Great for storing small amounts of data, where you don’t need to look stuff up all the time. You can just serialize each line into an array of objects and iterate through them. However you do end up running into a problem when trying dump a flat file multiple GBs into memory, since you end up getting limited by system ram. Although there are ways to get around this. Or you could just keep running it on a bigger and bigger machine.
The other caveat is that you will always be limited to a time complexity of O(N).
Fundamentally databases are just a bunch of files, that exist in part on disk and in ram. However differences between them and flat files, come from their ability to index data. Indexes are similar to the same type of index you would find at the back of textbook. Some one has saved you the time, of looking through the whole text book for you. And has created a map (index) of where everything is. Which is really useful when trying to search through your data set.
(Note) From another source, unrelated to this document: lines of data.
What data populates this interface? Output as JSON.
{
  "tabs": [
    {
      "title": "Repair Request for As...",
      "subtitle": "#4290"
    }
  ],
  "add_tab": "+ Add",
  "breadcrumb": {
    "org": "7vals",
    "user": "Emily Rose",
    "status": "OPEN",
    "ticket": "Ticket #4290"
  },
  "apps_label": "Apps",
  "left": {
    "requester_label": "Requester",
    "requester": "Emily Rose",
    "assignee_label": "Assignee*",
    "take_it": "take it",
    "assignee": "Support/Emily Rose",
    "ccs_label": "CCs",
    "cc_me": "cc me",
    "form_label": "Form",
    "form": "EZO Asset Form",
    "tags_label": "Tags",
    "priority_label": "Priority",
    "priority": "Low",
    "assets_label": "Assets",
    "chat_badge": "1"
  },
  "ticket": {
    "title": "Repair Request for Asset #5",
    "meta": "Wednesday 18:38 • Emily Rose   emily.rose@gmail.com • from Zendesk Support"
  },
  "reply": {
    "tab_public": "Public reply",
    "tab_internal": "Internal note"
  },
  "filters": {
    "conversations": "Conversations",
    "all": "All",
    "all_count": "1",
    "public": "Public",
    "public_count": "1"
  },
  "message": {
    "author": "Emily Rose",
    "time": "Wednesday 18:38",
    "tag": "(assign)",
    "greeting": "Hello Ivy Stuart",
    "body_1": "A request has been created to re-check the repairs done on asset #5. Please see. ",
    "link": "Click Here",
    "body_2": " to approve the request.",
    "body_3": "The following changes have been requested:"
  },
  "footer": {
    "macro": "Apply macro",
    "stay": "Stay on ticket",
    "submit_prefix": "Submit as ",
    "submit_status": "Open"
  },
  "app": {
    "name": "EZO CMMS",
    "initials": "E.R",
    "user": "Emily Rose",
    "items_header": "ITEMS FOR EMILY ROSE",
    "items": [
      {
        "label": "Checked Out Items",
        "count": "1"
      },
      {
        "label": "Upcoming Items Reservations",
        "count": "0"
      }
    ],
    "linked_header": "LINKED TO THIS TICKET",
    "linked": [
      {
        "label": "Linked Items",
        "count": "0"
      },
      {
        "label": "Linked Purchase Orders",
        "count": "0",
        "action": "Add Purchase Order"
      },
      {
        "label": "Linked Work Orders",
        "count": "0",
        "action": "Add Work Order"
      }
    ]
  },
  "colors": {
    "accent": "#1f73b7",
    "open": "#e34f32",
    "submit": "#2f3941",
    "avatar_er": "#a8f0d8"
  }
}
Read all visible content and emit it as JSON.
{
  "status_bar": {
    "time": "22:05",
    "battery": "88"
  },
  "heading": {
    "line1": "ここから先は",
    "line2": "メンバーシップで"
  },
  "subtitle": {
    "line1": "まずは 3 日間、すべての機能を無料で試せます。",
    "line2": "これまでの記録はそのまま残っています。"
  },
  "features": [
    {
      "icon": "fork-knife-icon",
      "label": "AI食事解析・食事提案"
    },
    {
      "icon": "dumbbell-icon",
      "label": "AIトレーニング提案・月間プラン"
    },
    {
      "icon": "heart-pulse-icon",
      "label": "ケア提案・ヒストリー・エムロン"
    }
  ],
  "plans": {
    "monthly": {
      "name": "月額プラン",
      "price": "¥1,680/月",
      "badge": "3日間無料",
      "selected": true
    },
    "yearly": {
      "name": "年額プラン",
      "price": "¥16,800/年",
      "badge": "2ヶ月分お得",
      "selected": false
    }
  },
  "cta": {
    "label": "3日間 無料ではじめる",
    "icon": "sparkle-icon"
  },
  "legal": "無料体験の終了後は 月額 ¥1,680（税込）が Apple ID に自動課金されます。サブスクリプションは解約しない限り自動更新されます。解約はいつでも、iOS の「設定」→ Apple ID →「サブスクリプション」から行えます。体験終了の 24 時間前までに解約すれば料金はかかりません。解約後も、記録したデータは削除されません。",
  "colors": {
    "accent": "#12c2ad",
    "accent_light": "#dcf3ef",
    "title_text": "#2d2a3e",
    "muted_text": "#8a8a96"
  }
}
Databases do a whole lot more, however I mentioned the one of the key things they do above.
These databases are one of the oldest and most widely used forms of data stores. Most if not all companies in existence, use them. What relational databases do is model complex data, as a set of tables, and the relationships between them. And then give you a very straight forward and powerful query language, to get information out of it.
For example let’s say you work for a company that runs warehouses. And each warehouse keeps a record of what goes out and what comes in. If you tried to store this in a flat file you would have to write a lot of custom code to manage this different relationships, and aggregate data about how much comes in and out of the warehouse.
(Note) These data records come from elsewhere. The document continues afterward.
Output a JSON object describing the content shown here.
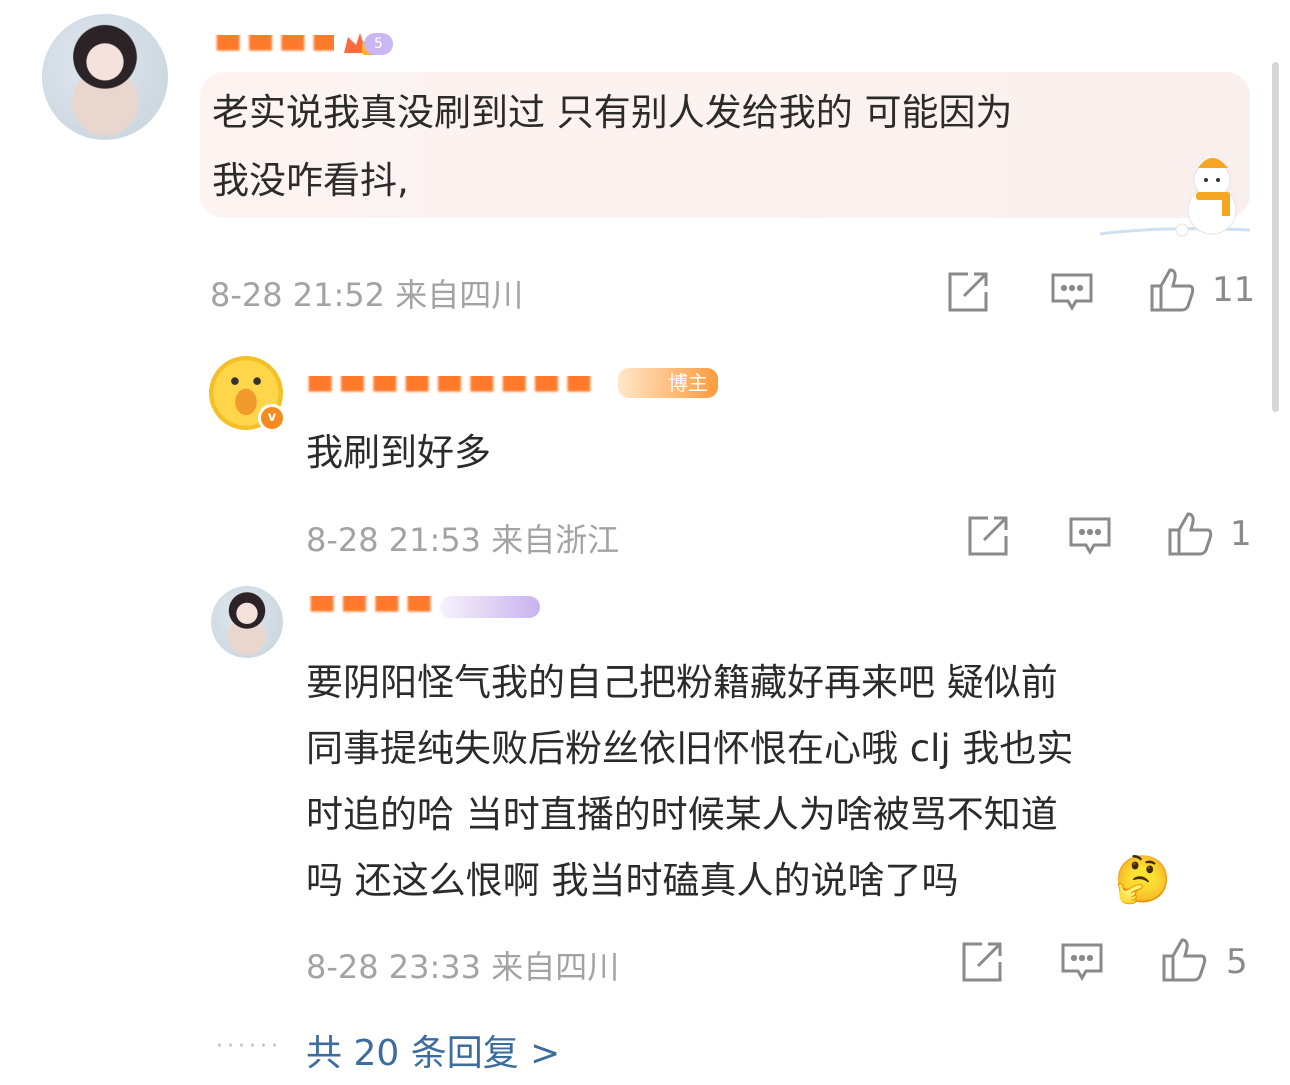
{
  "comments": [
    {
      "text_line1": "老实说我真没刷到过 只有别人发给我的 可能因为",
      "text_line2": "我没咋看抖,",
      "meta": "8-28 21:52 来自四川",
      "likes": "11",
      "badge_label": "5"
    },
    {
      "role_badge": "博主",
      "text": "我刷到好多",
      "meta": "8-28 21:53 来自浙江",
      "likes": "1"
    },
    {
      "text_line1": "要阴阳怪气我的自己把粉籍藏好再来吧 疑似前",
      "text_line2": "同事提纯失败后粉丝依旧怀恨在心哦 clj 我也实",
      "text_line3": "时追的哈 当时直播的时候某人为啥被骂不知道",
      "text_line4": "吗 还这么恨啊 我当时磕真人的说啥了吗",
      "emoji": "🤔",
      "meta": "8-28 23:33 来自四川",
      "likes": "5"
    }
  ],
  "more_replies": "共 20 条回复 >",
  "dots": "······",
  "icons": {
    "repost": "repost-icon",
    "comment": "comment-icon",
    "like": "like-icon"
  }
}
Where as with a relational database, you would have a table for a warehouse and shipments. Where the shipments table would have the ID of the warehouse that it was sent from. That way we could run a query like the following:
Select count(id), shipmenttype from shipments group by (insert_warehouse_id_here)
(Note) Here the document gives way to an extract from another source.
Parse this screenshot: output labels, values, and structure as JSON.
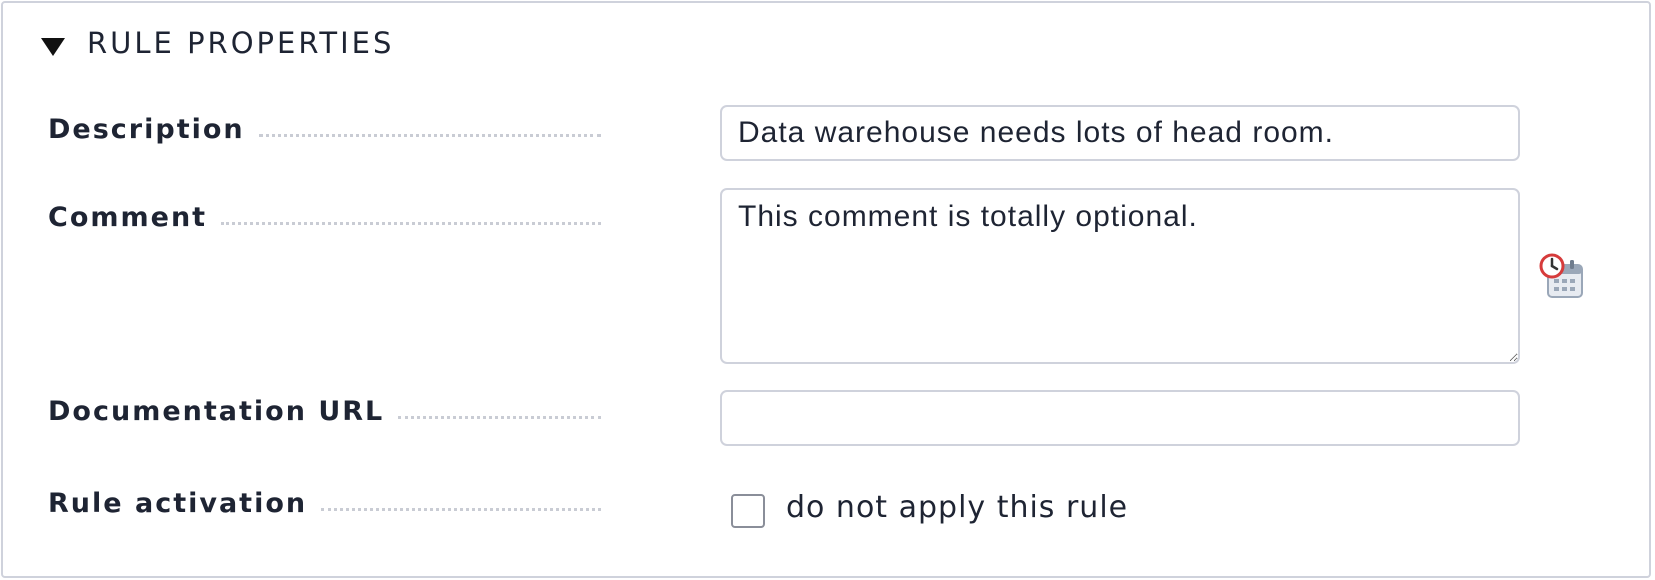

And get the amount of shipments by warehouse id.
In relations databases all operations are transactions. You can think of transactions as units of work.
The most import feature of Relations Databases is that they are ACID compliant.
ACID stands for:
Atomicity – “All or nothing”, as in all the work in a transaction must succeed. If it does not succeed then all the changes it made are rolled back.
Consistency – Only valid data can exist in the database. Data in the database must follow the rules defined, if not changes will be rolled back.
Isolation – Transactions happen in order, meaning reads and writes to the DB will not effect each other. This does not mean two operations can’t happen at the same time. Multiple transactions can happen at the same time as long as they don’t effect each other.
Durability – Once your transaction succeeds you can rest easy knowing your data won’t disappear if the server dies.
Hadoop & Hbase (For BIGG data !)
When you have large amounts of data (Peta and Exa bytes of it), you run into a number of special problems that can’t easily be solved. Such as scaling out your data across different machines, replicating data, and running operations on it. Google solved this problem a while ago using the GFS (Google File System) that solves all these problems. And the open source incarnation of it is called “Hadoop”
Hadoop is not a database. Rather it a type of file system base on GFS (Google File System) that lends its self really well to performing computations across machines.